蕾のある花を買った。大事に家に持って帰って、花器に移すとき、わたしは太宰治の「晩年」の書き出しのことを思い出す。わたしはこの「葉」の一文が好きでたまらない。

死のうと思っていた。ことしの正月、よそから着物を一反もらった。お年玉としてである。着物の布地は麻であった。鼠色のこまかい縞目しまめが織りこめられていた。これは夏に着る着物であろう。夏まで生きていようと思った。
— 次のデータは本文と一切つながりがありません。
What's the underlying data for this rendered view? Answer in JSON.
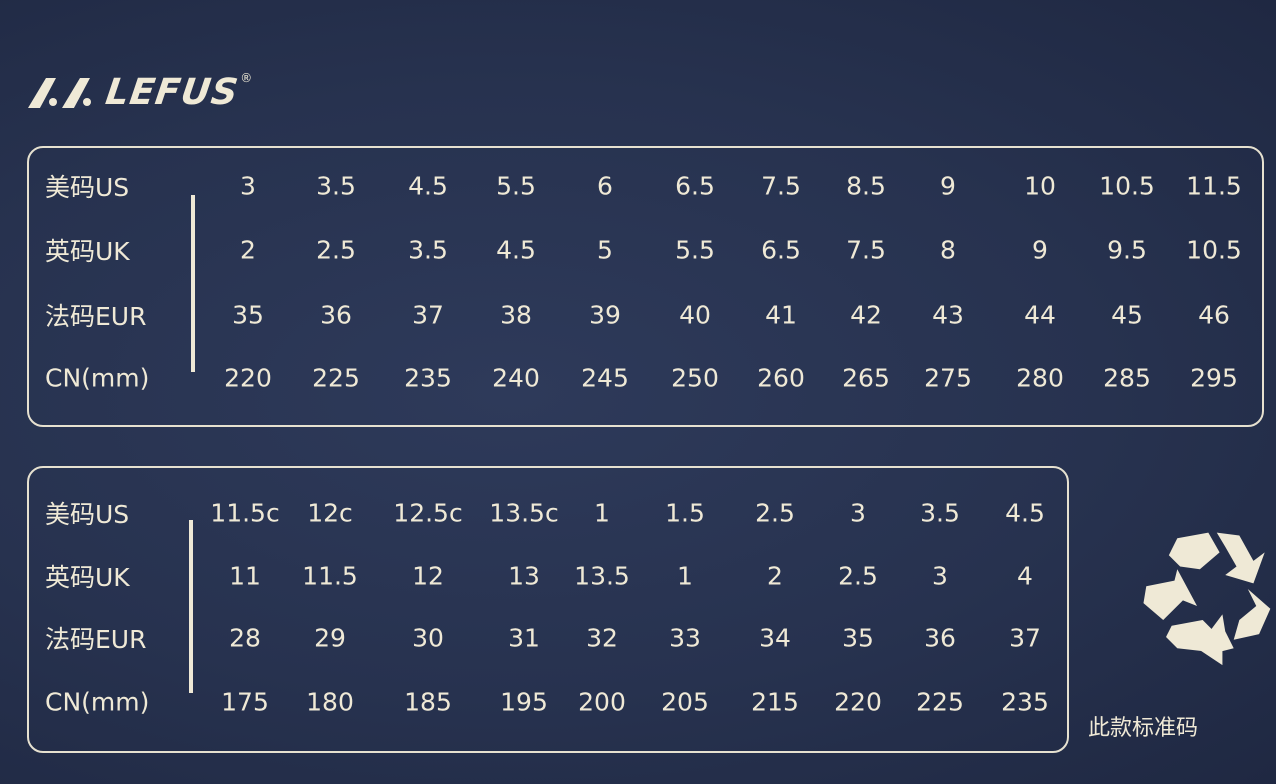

この蕾が花開くまでは、生きていよう、と思う。死ぬ気なんてないけれど、死ねない。ぜったいに死なない。蕾が膨らんでいく様子を、わたしが見なくて誰が見るのか。些細なことだけれど、こんなことを重ねているから、なんとか日々を過ごしていけるのではないか。


今朝起きると、こないだ買ったユリの最後の蕾が開きそうになってて、ウワァ!って声が出た。緑の楕円形だったものは、口が割れたようになって、濃い色したおしべを覗かせている。ほんとなら、ユリのおしべは取ってしまうそうだけれど、わたしは純白の花びらと強烈な色のおしべとのコントラストが好きだからそのままにする。花の変化というのは、誰かに無性に伝えたくなる。まだ咲いてすらいないのに。実家に帰るたびに、母親が育てた植物の話ばかりする理由がわかったような気がした。


わたしは相変わらず波が押したり引いたりするような感じがするけど、蕾は咲くし、先週作った青タンは消えていくし、夕立が来る季節になるし、先月漬けた果実酒は熟していくのである。毎日何も変わらないようで、同じところはひとつもない。小さな変化にも、きれいな名前をつけていきたい。